Besides obviously getting choked up by the climactic family reunion (and the inevitable footage of the real people being dramatized) I got much of the same feeling as Garth’s Top of the Lake – it’s a good-looking prestige pic tackling Important Issues, but when it was over it didn’t reverberate in my head in any meaningful way, just made me wanna go see another movie.
Also: Darth Gavis.
Monsoon Wedding (2001, Mira Nair)
Movie #3 in our irregular Criterion Thursdays series. Dazed and Confused was #1, a Linklater link from Before Mondays to Criterion Thursdays, then after a month we picked up with The Cranes Are Flying. Last time I wrote up Cranes I didn’t note the insane life-flashing-before-eyes scene, all overlapped images, when the romantic hero gets shot. The point of the Criterion Thursdays was that I wanted to watch more new/unseen movies but so far they’ve all been rewatches… starting slow, but maybe we’ll get there.
I guess we last watched this pre-movieblog. Since then we’ve seen a bunch of movies about family drama before/during a holiday or event (Rachel Getting Married and A Christmas Tale come to mind), and none of them get the balance right… conveyed chaos vs. artful filmmaking, joy vs. conflict, individual vs. group scenes. But Mira Nair nails it, even managing to pull out a dark family secret at the last minute without upsetting the flow too badly. Between this and The Namesake she seems unusually great at family dramas.
The bride has been carrying on an affair with her boss. Her little brother wants to sing and dance. Her uncle used to molest the bride’s cousin and is showing interest in a new young girl. Bride’s mom thinks nobody knows she smokes, dad is stressed out, and the wedding planner PK Dubey is fond of marigolds and falls for the family’s maid Alice. That’s just the parts I remember. Won the Venice Film Festival, same year as Waking Life, Y Tu Mama Tambien, Secret Ballot and The Others (No Man’s Land won the oscar and Amores Perros the bafta).

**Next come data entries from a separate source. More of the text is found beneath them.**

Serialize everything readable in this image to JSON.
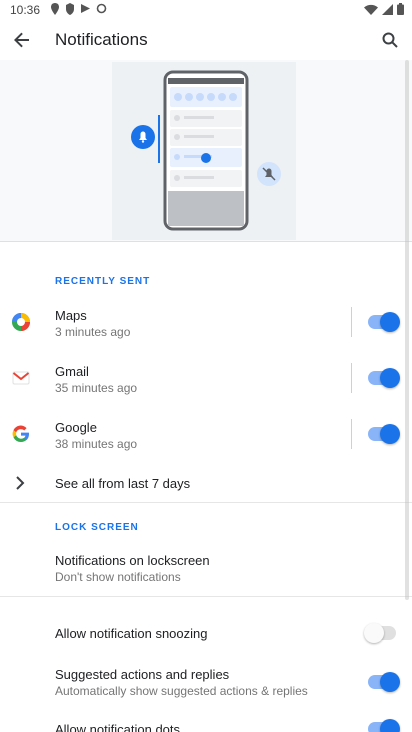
{
  "status_bar": {
    "time": "10:36"
  },
  "app_bar": {
    "title": "Notifications"
  },
  "recently_sent": {
    "header": "RECENTLY SENT",
    "apps": [
      {
        "name": "Maps",
        "time": "3 minutes ago",
        "enabled": true,
        "icon": "maps-icon"
      },
      {
        "name": "Gmail",
        "time": "35 minutes ago",
        "enabled": true,
        "icon": "gmail-icon"
      },
      {
        "name": "Google",
        "time": "38 minutes ago",
        "enabled": true,
        "icon": "google-icon"
      }
    ],
    "see_all": "See all from last 7 days"
  },
  "lock_screen": {
    "header": "LOCK SCREEN",
    "title": "Notifications on lockscreen",
    "summary": "Don't show notifications"
  },
  "settings": {
    "snoozing": {
      "label": "Allow notification snoozing",
      "enabled": false
    },
    "suggested": {
      "label": "Suggested actions and replies",
      "summary": "Automatically show suggested actions & replies",
      "enabled": true
    },
    "dots": {
      "label": "Allow notification dots",
      "enabled": true
    }
  },
  "colors": {
    "accent": "#1a73e8",
    "track_on": "#8ab4f8",
    "track_off": "#e0e0e0"
  }
}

Charulata (1964, Satyajit Ray)
Gorgeous movie. Looks different from the Apu flicks: strange angles and camera follows, and some stills at the end. Charulata (Madhabi Mukherjee, also of The Big City and The Coward) is a bored, rich housewife whose husband Bhupati is too busy with work on his newspaper, so he gets his cousin Amal (Soumitra Chatterjee, Apu in the third movie) to come hang out with her, which sparks her creativity as she and Amal both try to get stories published. What will happen when the neglected housewife spends all her time with an energetic young man? As a hint, the source novel was titled The Broken Nest. And while the husband’s relative is with his wife, Charulata’s relatives are supposed to be working on the newspaper but rob the accounts and skip town.
P. Kemp
It’s widely believed that the story was inspired by [author] Tagore’s relationship with his sister-in-law, Kadambari Devi, who committed suicide in 1884 for reasons that have never been fully explained. Kadambari, like Charulata, was beautiful, intelligent, and a gifted writer, and toward the end of his life, Tagore admitted that the hundreds of haunting portraits of women that he painted in his later years were inspired by memories of her.